Mirra Andreeva mengubah Roland Garros menjadi panggung sejarah baru. Petenis berusia 19 tahun itu merebut gelar French Open setelah menang 6-3, 6-2 atas Maja Chwalinska di final yang berlangsung di Paris.
Kemenangan itu langsung menempatkan Andreeva dalam daftar nama elite tenis putri. Ia menjadi pemain termuda yang menjuarai tunggal putri Roland Garros sejak Monica Seles, yang berusia 18 tahun saat meraih gelar French Open ketiganya secara beruntun pada 1992.
Final yang terkendali
Andreeva datang ke laga puncak sebagai unggulan kedelapan. Di seberang net, Chwalinska tampil sebagai petenis kualifikasi asal Polandia dengan peringkat 114.
Perbedaan status itu terlihat dari jalannya pertandingan. Andreeva menjaga ritme permainan dengan baik dan menutup final dalam dua set langsung tanpa kehilangan kendali.
Mimpi yang akhirnya jadi nyata
Sesudah memastikan gelar, Andreeva tak menutupi rasa tak percaya saat menerima trofi. Ia menyebut Roland Garros sudah lama menjadi turnamen impiannya sejak kecil.
“Saya telah menonton Roland Garros di TV sejak saya masih sangat muda.

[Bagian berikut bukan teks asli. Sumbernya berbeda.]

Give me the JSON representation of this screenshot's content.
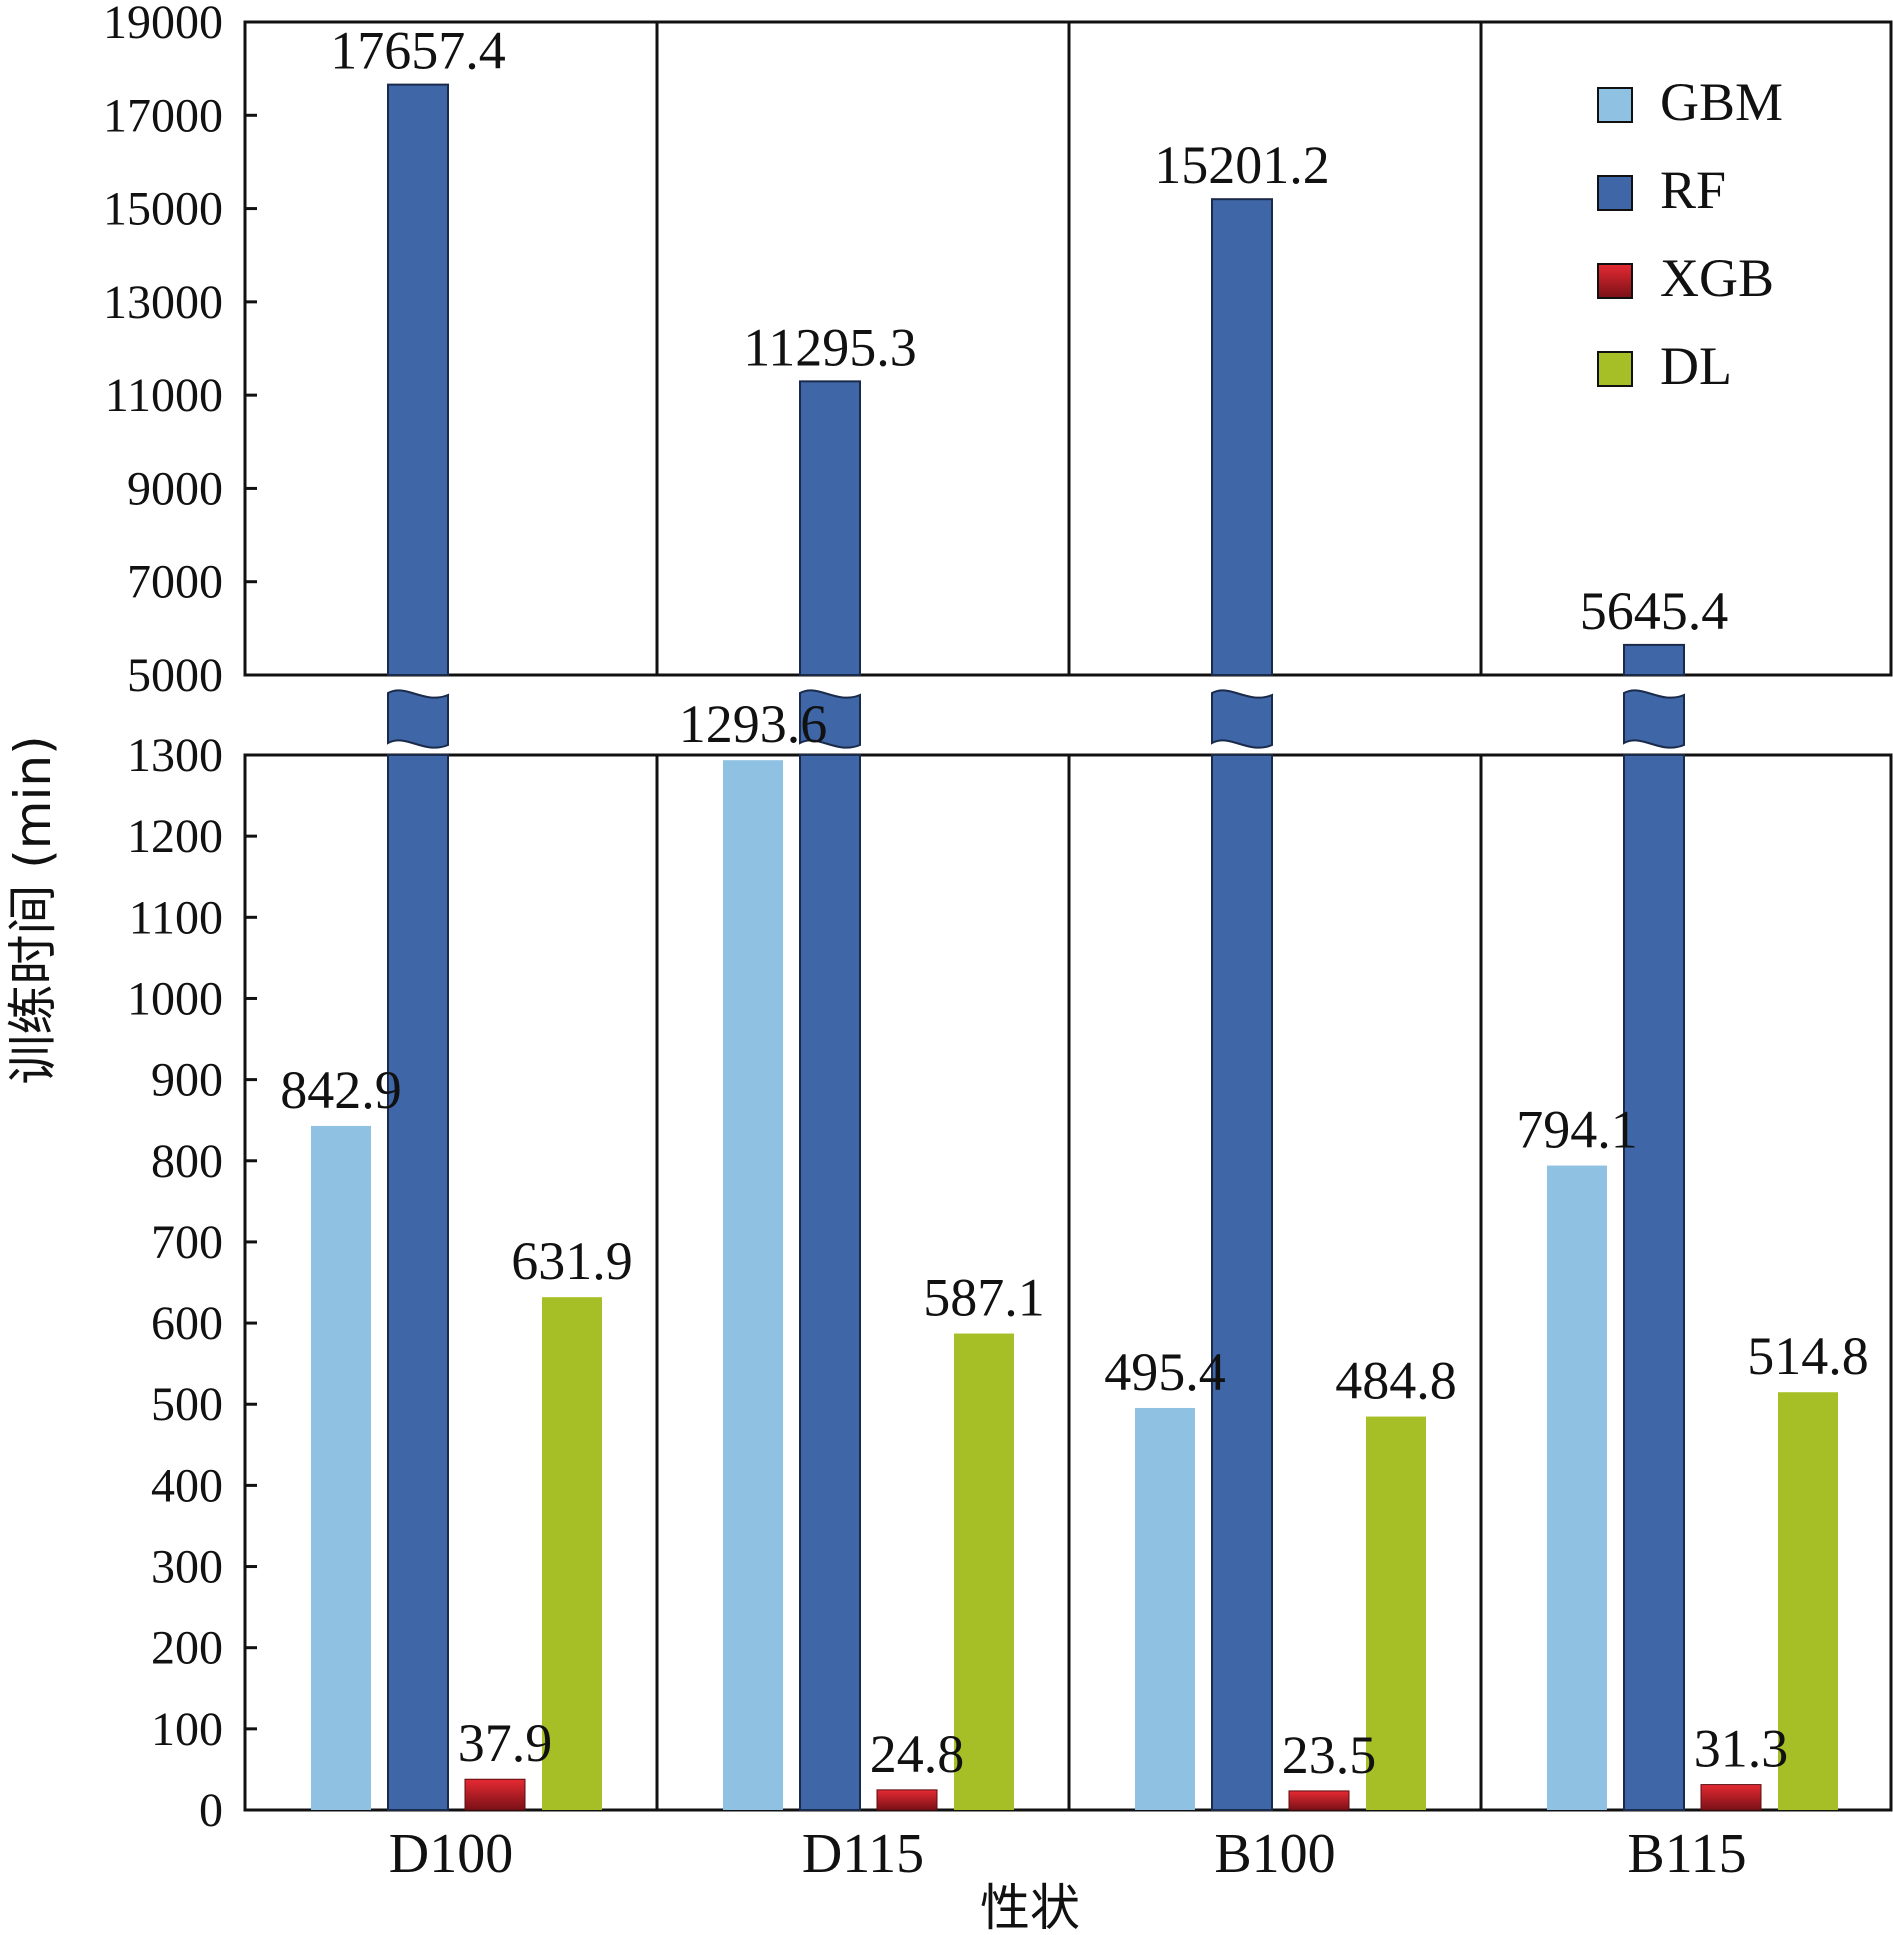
{
  "chart_data": {
    "type": "bar",
    "xlabel": "性状",
    "ylabel": "训练时间 (min)",
    "categories": [
      "D100",
      "D115",
      "B100",
      "B115"
    ],
    "series": [
      {
        "name": "GBM",
        "values": [
          842.9,
          1293.6,
          495.4,
          794.1
        ],
        "color": "#8fc1e3"
      },
      {
        "name": "RF",
        "values": [
          17657.4,
          11295.3,
          15201.2,
          5645.4
        ],
        "color": "#3f67a8"
      },
      {
        "name": "XGB",
        "values": [
          37.9,
          24.8,
          23.5,
          31.3
        ],
        "color": "#d4202a"
      },
      {
        "name": "DL",
        "values": [
          631.9,
          587.1,
          484.8,
          514.8
        ],
        "color": "#a6bf26"
      }
    ],
    "axis_break": true,
    "lower_ylim": [
      0,
      1300
    ],
    "lower_yticks": [
      "0",
      "100",
      "200",
      "300",
      "400",
      "500",
      "600",
      "700",
      "800",
      "900",
      "1000",
      "1100",
      "1200",
      "1300"
    ],
    "upper_ylim": [
      5000,
      19000
    ],
    "upper_yticks": [
      "5000",
      "7000",
      "9000",
      "11000",
      "13000",
      "15000",
      "17000",
      "19000"
    ],
    "legend_position": "top-right",
    "grid": false
  }
}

Ini juga merupakan mimpi besar saya untuk memenangkan turnamen ini, dan jujur saja saya tidak percaya bahwa saya memegang trofi ini sekarang,” ujarnya, dikutip dari WTATennis.

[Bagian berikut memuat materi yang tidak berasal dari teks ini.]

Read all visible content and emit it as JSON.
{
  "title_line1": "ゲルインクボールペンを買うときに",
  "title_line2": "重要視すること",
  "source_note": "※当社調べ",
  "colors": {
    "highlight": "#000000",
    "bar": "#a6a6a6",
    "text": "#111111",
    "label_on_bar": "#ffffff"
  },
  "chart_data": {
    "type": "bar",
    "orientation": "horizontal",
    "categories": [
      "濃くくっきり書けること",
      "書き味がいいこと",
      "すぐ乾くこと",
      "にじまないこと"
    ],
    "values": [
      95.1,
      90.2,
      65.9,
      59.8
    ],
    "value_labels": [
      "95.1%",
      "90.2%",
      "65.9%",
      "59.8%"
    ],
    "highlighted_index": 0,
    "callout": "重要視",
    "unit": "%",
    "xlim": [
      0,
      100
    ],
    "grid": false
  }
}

Talenta yang sudah lama dipantau
Nama Andreeva sebenarnya bukan pendatang baru di radar tenis putri. Ia mulai mendapat perhatian luas ketika memenangi pertandingan WTA Tour pertamanya pada usia 15 tahun setelah menerima wildcard di Madrid WTA 1000.

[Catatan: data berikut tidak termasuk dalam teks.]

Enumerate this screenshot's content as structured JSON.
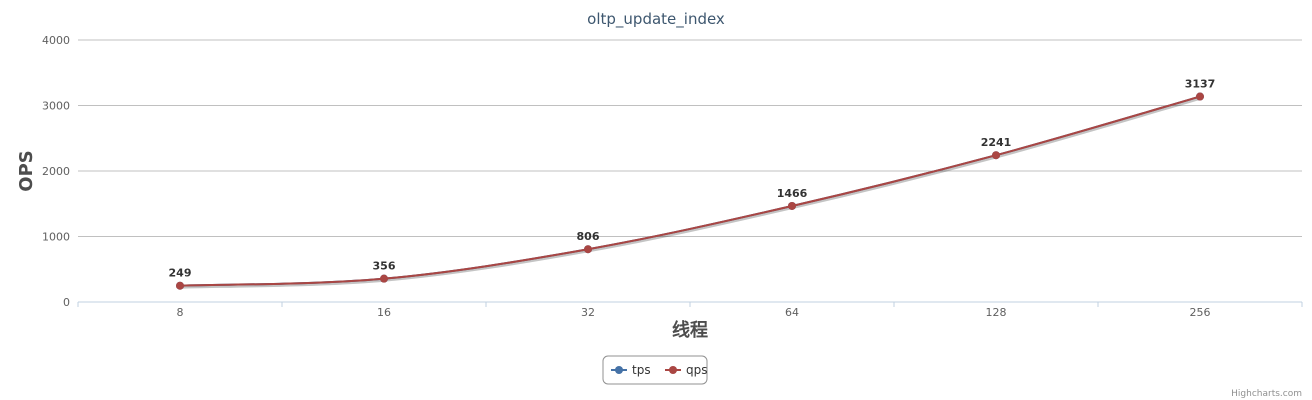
{
  "chart_data": {
    "type": "line",
    "title": "oltp_update_index",
    "xlabel": "线程",
    "ylabel": "OPS",
    "categories": [
      "8",
      "16",
      "32",
      "64",
      "128",
      "256"
    ],
    "ylim": [
      0,
      4000
    ],
    "yticks": [
      "0",
      "1000",
      "2000",
      "3000",
      "4000"
    ],
    "grid": true,
    "legend_position": "bottom-center",
    "series": [
      {
        "name": "tps",
        "values": [
          249,
          356,
          806,
          1466,
          2241,
          3137
        ],
        "color": "#4572a7",
        "show_labels": false
      },
      {
        "name": "qps",
        "values": [
          249,
          356,
          806,
          1466,
          2241,
          3137
        ],
        "color": "#aa4643",
        "show_labels": true
      }
    ]
  },
  "credit": "Highcharts.com"
}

Perkembangannya berlanjut cepat setelah itu. Beberapa bulan kemudian, ia mencapai babak ketiga Roland Garros dan juga menembus minggu kedua Wimbledon.
Dua hasil itu memperkuat citranya sebagai salah satu prospek paling menjanjikan di tenis putri. Gelar di Paris kini memberi bobot baru pada reputasi yang selama ini sudah melekat padanya.
Jejak sejarah di usia muda
Pencapaian Andreeva juga menarik karena konteks usianya yang masih sangat muda. Di turnamen Grand Slam sebesar Roland Garros, status itu membuat kemenangannya terasa lebih menonjol di tengah persaingan yang ketat.
Ia kini berdiri sejajar dengan nama-nama besar yang lebih dulu menorehkan sejarah di Paris. Gelar ini bukan hanya trofi pertama yang sangat besar dalam kariernya, tetapi juga penanda bahwa generasi baru tenis putri mulai benar-benar mengambil alih panggung utama.